Dolan, who said he was responsible for keeping taxes down while expanding city services, beat Gary T. Forbush, a technology consultant and relative newcomer to politics. Dolan won with 53 percent of the vote to Forbush's 47 percent. The two traded leads as the Salt Lake County clerk's office counted votes and at the end of the night, Dolan said he clinched the race after several east-Sandy precincts went in his favor.
Voters also elected Scott Cowdell to District One's City Council seat and Chris McCandless to District Four's seat. Both candidates were unopposed and are to serve four-year terms. Voters in District Three re-elected incumbent Bryant Anderson as their city councilman over challenger Brigitte Dawson, and they sent Steve Smith, an accountant, to the at-large seat, defeating Max Burdick, a real estate broker and planning commission member.
Dolan spent the campaign telling voters that there was more to the Sandy mayor's race than a zoning change for a gravel pit, which voters approved and will soon be home to a Boyer Co. development. Dolan said that he had maintained a high level of city services, which gave residents a good quality of life, while keeping taxes low. He cited improvements to the police department, sanitation, city infrastructure, and the fire department, which now has a liaison with several other city departments to pool resources and save money on training and equipment. His next term — and last before he retires, he has said — will continue focus on maintaining the city's services.

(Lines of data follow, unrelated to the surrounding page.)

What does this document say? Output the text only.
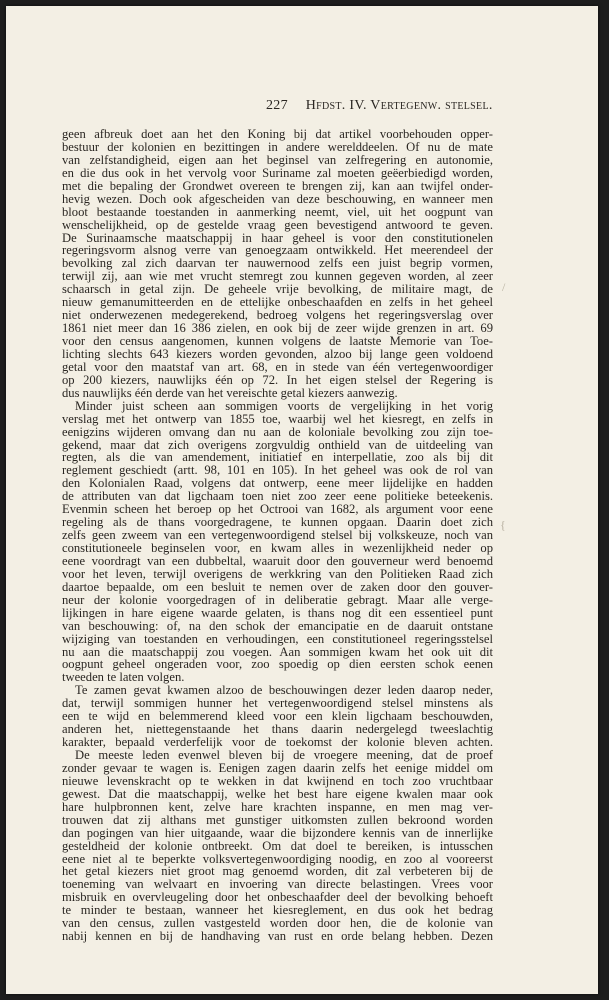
227 Hfdst. IV. Vertegenw. stelsel.
geen afbreuk doet aan het den Koning bij dat artikel voorbehouden opper-
bestuur der kolonien en bezittingen in andere werelddeelen. Of nu de mate
van zelfstandigheid, eigen aan het beginsel van zelfregering en autonomie,
en die dus ook in het vervolg voor Suriname zal moeten geëerbiedigd worden,
met die bepaling der Grondwet overeen te brengen zij, kan aan twijfel onder-
hevig wezen. Doch ook afgescheiden van deze beschouwing, en wanneer men
bloot bestaande toestanden in aanmerking neemt, viel, uit het oogpunt van
wenschelijkheid, op de gestelde vraag geen bevestigend antwoord te geven.
De Surinaamsche maatschappij in haar geheel is voor den constitutionelen
regeringsvorm alsnog verre van genoegzaam ontwikkeld. Het meerendeel der
bevolking zal zich daarvan ter nauwernood zelfs een juist begrip vormen,
terwijl zij, aan wie met vrucht stemregt zou kunnen gegeven worden, al zeer
schaarsch in getal zijn. De geheele vrije bevolking, de militaire magt, de
nieuw gemanumitteerden en de ettelijke onbeschaafden en zelfs in het geheel
niet onderwezenen medegerekend, bedroeg volgens het regeringsverslag over
1861 niet meer dan 16 386 zielen, en ook bij de zeer wijde grenzen in art. 69
voor den census aangenomen, kunnen volgens de laatste Memorie van Toe-
lichting slechts 643 kiezers worden gevonden, alzoo bij lange geen voldoend
getal voor den maatstaf van art. 68, en in stede van één vertegenwoordiger
op 200 kiezers, nauwlijks één op 72. In het eigen stelsel der Regering is
dus nauwlijks één derde van het vereischte getal kiezers aanwezig.
Minder juist scheen aan sommigen voorts de vergelijking in het vorig
verslag met het ontwerp van 1855 toe, waarbij wel het kiesregt, en zelfs in
eenigzins wijderen omvang dan nu aan de koloniale bevolking zou zijn toe-
gekend, maar dat zich overigens zorgvuldig onthield van de uitdeeling van
regten, als die van amendement, initiatief en interpellatie, zoo als bij dit
reglement geschiedt (artt. 98, 101 en 105). In het geheel was ook de rol van
den Kolonialen Raad, volgens dat ontwerp, eene meer lijdelijke en hadden
de attributen van dat ligchaam toen niet zoo zeer eene politieke beteekenis.
Evenmin scheen het beroep op het Octrooi van 1682, als argument voor eene
regeling als de thans voorgedragene, te kunnen opgaan. Daarin doet zich
zelfs geen zweem van een vertegenwoordigend stelsel bij volkskeuze, noch van
constitutioneele beginselen voor, en kwam alles in wezenlijkheid neder op
eene voordragt van een dubbeltal, waaruit door den gouverneur werd benoemd
voor het leven, terwijl overigens de werkkring van den Politieken Raad zich
daartoe bepaalde, om een besluit te nemen over de zaken door den gouver-
neur der kolonie voorgedragen of in deliberatie gebragt. Maar alle verge-
lijkingen in hare eigene waarde gelaten, is thans nog dit een essentieel punt
van beschouwing: of, na den schok der emancipatie en de daaruit ontstane
wijziging van toestanden en verhoudingen, een constitutioneel regeringsstelsel
nu aan die maatschappij zou voegen. Aan sommigen kwam het ook uit dit
oogpunt geheel ongeraden voor, zoo spoedig op dien eersten schok eenen
tweeden te laten volgen.
Te zamen gevat kwamen alzoo de beschouwingen dezer leden daarop neder,
dat, terwijl sommigen hunner het vertegenwoordigend stelsel minstens als
een te wijd en belemmerend kleed voor een klein ligchaam beschouwden,
anderen het, niettegenstaande het thans daarin nedergelegd tweeslachtig
karakter, bepaald verderfelijk voor de toekomst der kolonie bleven achten.
De meeste leden evenwel bleven bij de vroegere meening, dat de proef
zonder gevaar te wagen is. Eenigen zagen daarin zelfs het eenige middel om
nieuwe levenskracht op te wekken in dat kwijnend en toch zoo vruchtbaar
gewest. Dat die maatschappij, welke het best hare eigene kwalen maar ook
hare hulpbronnen kent, zelve hare krachten inspanne, en men mag ver-
trouwen dat zij althans met gunstiger uitkomsten zullen bekroond worden
dan pogingen van hier uitgaande, waar die bijzondere kennis van de innerlijke
gesteldheid der kolonie ontbreekt. Om dat doel te bereiken, is intusschen
eene niet al te beperkte volksvertegenwoordiging noodig, en zoo al vooreerst
het getal kiezers niet groot mag genoemd worden, dit zal verbeteren bij de
toeneming van welvaart en invoering van directe belastingen. Vrees voor
misbruik en overvleugeling door het onbeschaafder deel der bevolking behoeft
te minder te bestaan, wanneer het kiesreglement, en dus ook het bedrag
van den census, zullen vastgesteld worden door hen, die de kolonie van
nabij kennen en bij de handhaving van rust en orde belang hebben. Dezen
/
{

"We've got a lot of roads to build, and we've got to continue our public safety efforts, and continue to buy open space and complete our trails systems, and all those kinds of efforts that we've been working at over the last 10 to 12 years," Dolan said.
Forbush has said that he filed to run for mayor after thinking that the city's administration did not listen to residents during public hearings about the gravel pit. Forbush, who was a plaintiff in the legal battles that led to the voter referendum on the gravel pit, tried to convince voters that he was more than a one-issue candidate.
"Being a political novice, I guess I'm not experienced in the whole process," Forbush said. "I had a bit of a learning curve that Mayor Dolan obviously already knew."
The numbers for the mayor's race were nearly identical to the results for the referendum on the gravel pit. Dolan, who supported the gravel pit development (a "for" vote on the referendum), got 10,478 votes; the "for" gravel pit side got 10,421 votes. Forbush had 9,296 votes, and the "against" side of the referendum had 9,203 votes.
"I kind of thought the whole time that as the gravel pit would go, so would I go," Forbush said.
Dolan had raised nearly $79,000 as of one week before the election, and Forbush had raised one-eighth that amount — roughly $10,000 — in the same period. Dolan's donations came from a broad range of developers, real estate professionals, corporations and individuals, including $10,000 each from Jordan Commons owner Larry Miller and Raddon Union Heights, a development company owned by one of Dolan's friends. In the end, the incumbent's extensive political network likely helped him retain his job.
Dolan will contend with the gravel pit development and continued pressure to develop and in-fill parts of Sandy, which is largely built out with approximately 90,000 residents. Sandy officials will also be keeping an eye on the Legislature this January as state lawmakers revamp laws about sales tax distribution and redevelopment agencies, both of which have been steady streams of money for the south-valley suburb.